Consumer Reports: Ways to make meat last during shortage
One of the joys of summer is grilling on the patio or in the backyard. But if your supermarket meat case is looking a little bare or you just can’t find the specific cut you want, you may have to rethink your menu.
Think about the situation as an opportunity to develop a healthy habit: eating less meat. That can lead to a healthy and more sustainable diet. Those that focus on fruits and vegetables and a variety of plant-protein sources are consistently linked to better health.
Love a juicy grilled burger? Make a smaller amount of ground beef go further—and make a healthier burger—by adding chopped mushrooms.
Mushrooms can be an almost magical secret ingredient, adding moisture, bulk, and flavor when you sub them in for half the meat called for in burgers, meatloaf, or meatballs.
Grill up a smaller portion of meat, and then add veggies, beans, and grains to your plate. That allows meat to play a supporting role instead of being the main course. Meat should take up just one-quarter of your plate.
Consider a whole chicken: Instead of your family eating the whole thing at one sitting, divide it up and use some for grilled chicken that accents a salad or grain-based dish that includes legumes. Save leftover chicken for a stir-fry or enchiladas another day.
Or skip the meat altogether and give tofu a try. If you’re grilling shish kebab, you can use an extra firm tofu in place of meat.
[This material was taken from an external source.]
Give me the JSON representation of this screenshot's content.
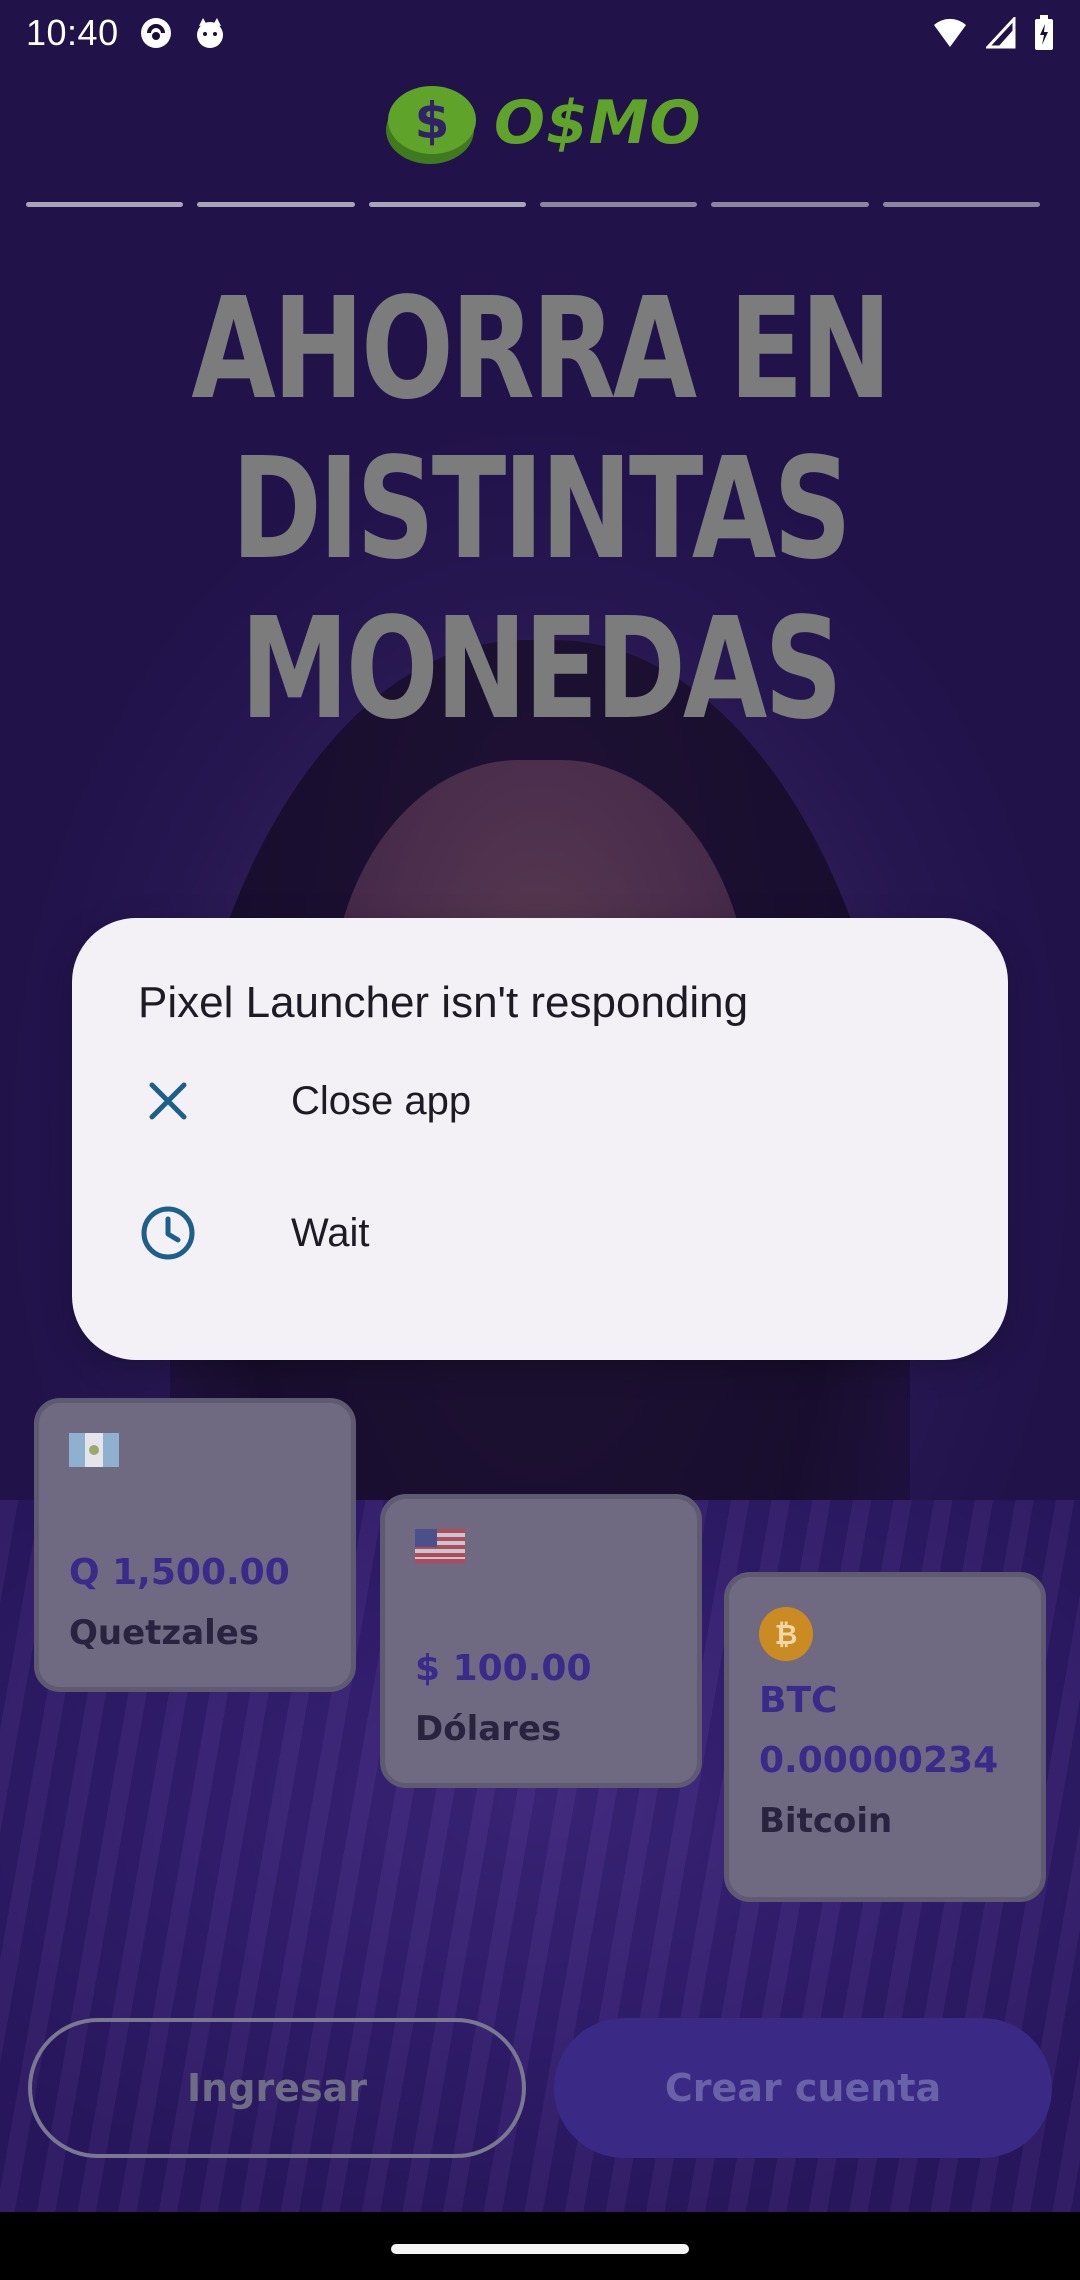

And if you’re feeling adventurous, you can take some of those black beans and quinoa you may have stored in your cupboard and make your own veggie burgers to grill.
This recipe has two variations, black bean and corn, and carrot and parsley. You can make a big batch to freeze, so you have them at hand for a quick meal. Wrap the uncooked burgers individually, and once they’re frozen, put them in a plastic zip bag. Don’t thaw before cooking.
1. Make the Base
Heat 1 teaspoon olive oil in a nonstick skillet over medium heat. Sauté ¼ cup each finely chopped onion and red pepper and 1 clove minced garlic until soft, 4 to 5 minutes. Place in a large bowl and add 1¼ cup cooked quinoa, ½ cup panko bread crumbs, 1 egg, ½ cup grated sharp cheddar or Monterey Jack cheese, and ⅛ teaspoon each salt and black pepper.
2. Choose Your Style
For black bean and corn: Add ½ cup black beans, ½ cup corn, ¼ cup chopped cilantro, and ½ teaspoon chili powder.
For carrot and parsley: Add 1 cup grated carrot, 1 tablespoon tahini, 2 teaspoons fresh lemon juice, ½ teaspoon cumin, and ¼ cup chopped parsley.
3. Chill and Cook
With wet hands, gently form six patties. Refrigerate, uncovered, until firm, at least 30 minutes or up to 4 hours. Heat 1 tablespoon olive oil in a nonstick skillet over medium heat or on a grill. Cook until browned on one side, about 5 minutes. Flip and cook about 5 minutes more.
4. Top and Serve
Top black bean burgers with salsa and avocado. Top carrot burgers with tzatziki.
Nutrition Information Per Burger
Carrot: 170 calories, 9 g fat, 3 g saturated fat, 17 g carbs, 3 g fiber, 2 g sugars, 6 g protein, 150 mg sodium.
Black bean: 180 calories, 8 g fat, 3 g saturated fat, 20 g carbs, 3 g fiber, 1 g sugars, 7 g protein, 210 mg sodium.